1. Understand the Forces Involved:
Weight of the block (downward): This is calculated as the mass of the block times the acceleration due to gravity (Weight = m * g).
Buoyant force (upward): This is the force exerted by the water on the submerged block. It's equal to the weight of the water displaced by the block (Buoyant Force = density of water * volume of block submerged * g).
Spring force (upward): This force is determined by Hooke's Law (Spring Force = spring constant * elongation).

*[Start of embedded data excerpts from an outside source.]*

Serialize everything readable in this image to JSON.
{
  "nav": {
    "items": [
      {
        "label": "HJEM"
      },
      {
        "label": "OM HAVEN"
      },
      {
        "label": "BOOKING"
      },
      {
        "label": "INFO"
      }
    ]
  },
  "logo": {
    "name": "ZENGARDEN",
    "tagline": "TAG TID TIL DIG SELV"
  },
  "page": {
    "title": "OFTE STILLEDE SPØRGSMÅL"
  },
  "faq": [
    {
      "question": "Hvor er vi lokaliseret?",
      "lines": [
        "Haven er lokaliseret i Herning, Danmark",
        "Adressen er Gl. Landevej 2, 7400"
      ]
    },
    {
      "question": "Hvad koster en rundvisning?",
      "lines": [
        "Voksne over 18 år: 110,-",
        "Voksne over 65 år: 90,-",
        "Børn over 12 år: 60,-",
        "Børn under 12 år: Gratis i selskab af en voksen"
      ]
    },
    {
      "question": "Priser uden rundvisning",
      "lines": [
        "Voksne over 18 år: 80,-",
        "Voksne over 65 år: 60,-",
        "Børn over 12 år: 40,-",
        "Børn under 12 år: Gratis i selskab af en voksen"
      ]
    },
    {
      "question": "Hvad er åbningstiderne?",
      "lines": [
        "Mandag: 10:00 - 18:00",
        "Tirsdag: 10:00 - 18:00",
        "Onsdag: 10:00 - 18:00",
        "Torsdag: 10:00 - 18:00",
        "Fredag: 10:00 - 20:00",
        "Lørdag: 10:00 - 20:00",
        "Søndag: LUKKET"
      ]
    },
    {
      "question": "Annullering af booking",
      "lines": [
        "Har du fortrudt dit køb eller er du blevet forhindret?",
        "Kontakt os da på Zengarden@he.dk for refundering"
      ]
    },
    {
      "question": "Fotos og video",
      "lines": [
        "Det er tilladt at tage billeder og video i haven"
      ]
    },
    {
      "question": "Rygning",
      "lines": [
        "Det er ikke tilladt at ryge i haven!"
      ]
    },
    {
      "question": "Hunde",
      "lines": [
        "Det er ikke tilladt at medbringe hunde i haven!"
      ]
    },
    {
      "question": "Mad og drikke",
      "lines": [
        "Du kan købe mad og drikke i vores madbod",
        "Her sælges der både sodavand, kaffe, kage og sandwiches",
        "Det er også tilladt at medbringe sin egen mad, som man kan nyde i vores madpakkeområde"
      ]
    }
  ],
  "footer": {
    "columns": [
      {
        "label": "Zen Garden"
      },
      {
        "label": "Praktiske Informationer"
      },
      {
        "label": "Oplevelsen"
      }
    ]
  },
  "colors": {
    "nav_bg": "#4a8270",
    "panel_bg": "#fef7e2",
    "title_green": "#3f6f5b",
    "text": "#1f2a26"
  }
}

2. Analyze the Situation at Equilibrium:
When the block-spring system is in equilibrium, the net force acting on the block is zero. This means the weight of the block is balanced by the sum of the buoyant force and the spring force.
3. Set Up Equations:
Weight of the block: Weight = m * g
= 5.64 kg * 9.8 m/s²
= 55.272 N
Volume of the block: Volume = mass / density
= 5.64 kg / 604 kg/m³
= 0.00934 m³
Buoyant force: Buoyant force = density of water * Volume * g
= 1000 kg/m³ * 0.00934 m³ * 9.8 m/s²
= 91.532 N
4. Apply Equilibrium Condition:
Weight of block = Buoyant force + Spring force
Substitute the values from step 3: 55.272 N
= 91.532 N + 172 N/m * ∆L
5. Solve for the Elongation (∆L):
Rearrange the equation to isolate ∆L: ∆L
= (55.272 N - 91.532 N) / 172 N/m
Calculate the result: ∆L = -0.2108 m
Complete question:
A light spring of constant 172 N/m rests vertically on the bottom of a large beaker of water. A 5.64 kg block of wood of density 604 kg/m³ is connected to the top of the spring and the block-spring system is allowed to come to static equilibrium. What is the elongation ∆L of the spring? The acceleration of gravity is 9.8 m/s².